Любой рубеж, будь он жизненный или исторический, заставляет оглянуться назад и заново переоценить все, что произошло. Смерть человека вдруг может вскрыть неожиданное отношение общества к нему, новые подробности его жизни, которые становятся важны для того, чтобы найти то ли справедливость, то ли тему для пересудов. Так и в эпоху государственных перемен - прежние герои становятся изгоями, а те, кто не был в почете, напротив, набирают силу и влияние. Эмоционирующие массы, перемещаясь от одного политического курса к другому, полностью обесценивают созданное ранее, отрекаются от собственных же взглядов. Автор пытается найти баланс именно на такой случай: как не потерять себя, когда песня прежних царей отгремела, а на смену им пришли молодые управленцы со своими амбициями. Времена меняются всегда неожиданно, а ценности должны оставаться, и одна из них - уважение к человеку, даже тому, которые никак не вписывается в новый курс.

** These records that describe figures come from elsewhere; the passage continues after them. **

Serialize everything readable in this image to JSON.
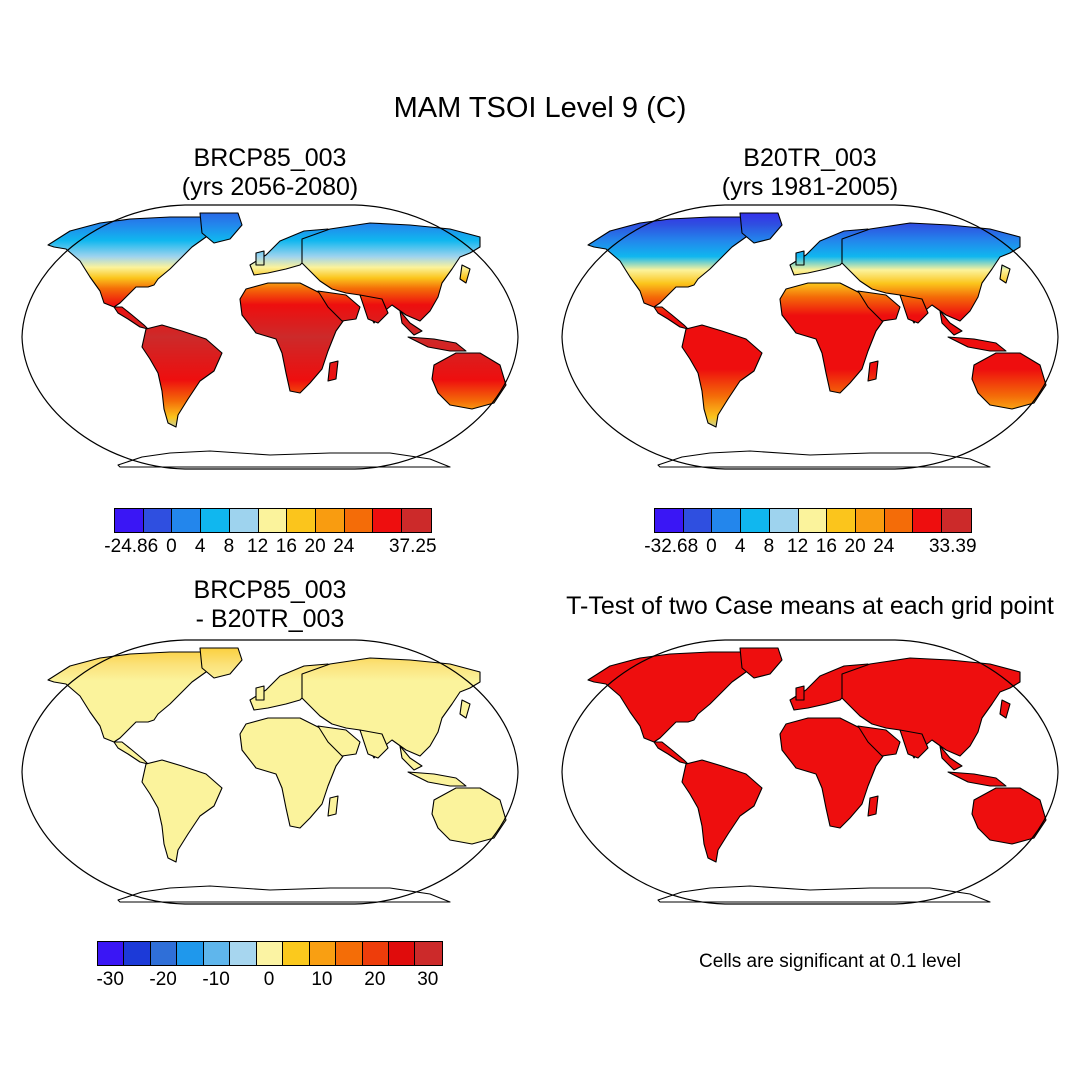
{
  "title": "MAM TSOI Level 9 (C)",
  "panels": [
    {
      "title_line1": "BRCP85_003",
      "title_line2": "(yrs 2056-2080)",
      "fill": "climate"
    },
    {
      "title_line1": "B20TR_003",
      "title_line2": "(yrs 1981-2005)",
      "fill": "climate_cold"
    },
    {
      "title_line1": "BRCP85_003",
      "title_line2": "- B20TR_003",
      "fill": "diff"
    },
    {
      "title_line1": "T-Test of two Case means at each grid point",
      "title_line2": "",
      "fill": "ttest"
    }
  ],
  "colorbars": [
    {
      "colors": [
        "#3a16f5",
        "#2f4fe0",
        "#2386ec",
        "#10b7ef",
        "#9ed3ee",
        "#fbf39c",
        "#fbc51c",
        "#f99c10",
        "#f46c08",
        "#ee0e0e",
        "#cc2a2a"
      ],
      "ticks": [
        "-24.86",
        "0",
        "4",
        "8",
        "12",
        "16",
        "20",
        "24",
        "37.25"
      ]
    },
    {
      "colors": [
        "#3a16f5",
        "#2f4fe0",
        "#2386ec",
        "#10b7ef",
        "#9ed3ee",
        "#fbf39c",
        "#fbc51c",
        "#f99c10",
        "#f46c08",
        "#ee0e0e",
        "#cc2a2a"
      ],
      "ticks": [
        "-32.68",
        "0",
        "4",
        "8",
        "12",
        "16",
        "20",
        "24",
        "33.39"
      ]
    },
    {
      "colors": [
        "#3a16f5",
        "#1c3ad8",
        "#2f6fd8",
        "#1f98ec",
        "#5fb6ec",
        "#a7d6ef",
        "#fbf3a3",
        "#fbc91d",
        "#f99f12",
        "#f46d07",
        "#ee3d0b",
        "#e00c0c",
        "#cc2a2a"
      ],
      "ticks": [
        "-30",
        "-20",
        "-10",
        "0",
        "10",
        "20",
        "30"
      ]
    }
  ],
  "note": "Cells are significant at 0.1 level"
}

Продолжение. Начало в № 32 (535)
Старость пришла к Швыдкову с мудростью (что, увы, бывает нечасто). Он не озлобился и о Медунове, который, в общем-то, остановил его многообещающую карьеру, говорил с искренним сочувствием:
- Знаете, Володя, Господь, к сожалению, не сподобил меня литературным даром, а иногда очень хочется на бумаге поразмышлять о превратностях жизни... А умения нет... В голове вулкан мыслей бушует, а возьмешь перо в руку - и все! Заколодило... Слова не те, плоские, обычные! Слава Богу, хоть понимаю, что не те! Графомания в нашем стариковском состоянии - почти хроническая болезнь... А ведь какие великие и точные слова произносят литературные гиганты... - он рукой прикрыл глаза и, на секунду задумавшись, нараспев произнес:
- Мне на плечи кидается век-волкодав,
Но не волк я по крови своей,
Запихай меня лучше, как шапку, в рукав
Жаркой шубы сибирских степей...
- Только сейчас, на исходе жизни, я начинаю ощущать, что судьбе было угодно отвести нам, - он показал рукой и на меня, - в качестве времяжития самое страшное столетие за всю историю человечества... Представьте себе: сотни миллионов людей погибли от насильственной смерти, две мировые войны, десятки революций, множество государственных переворотов, тысячи локальных войн…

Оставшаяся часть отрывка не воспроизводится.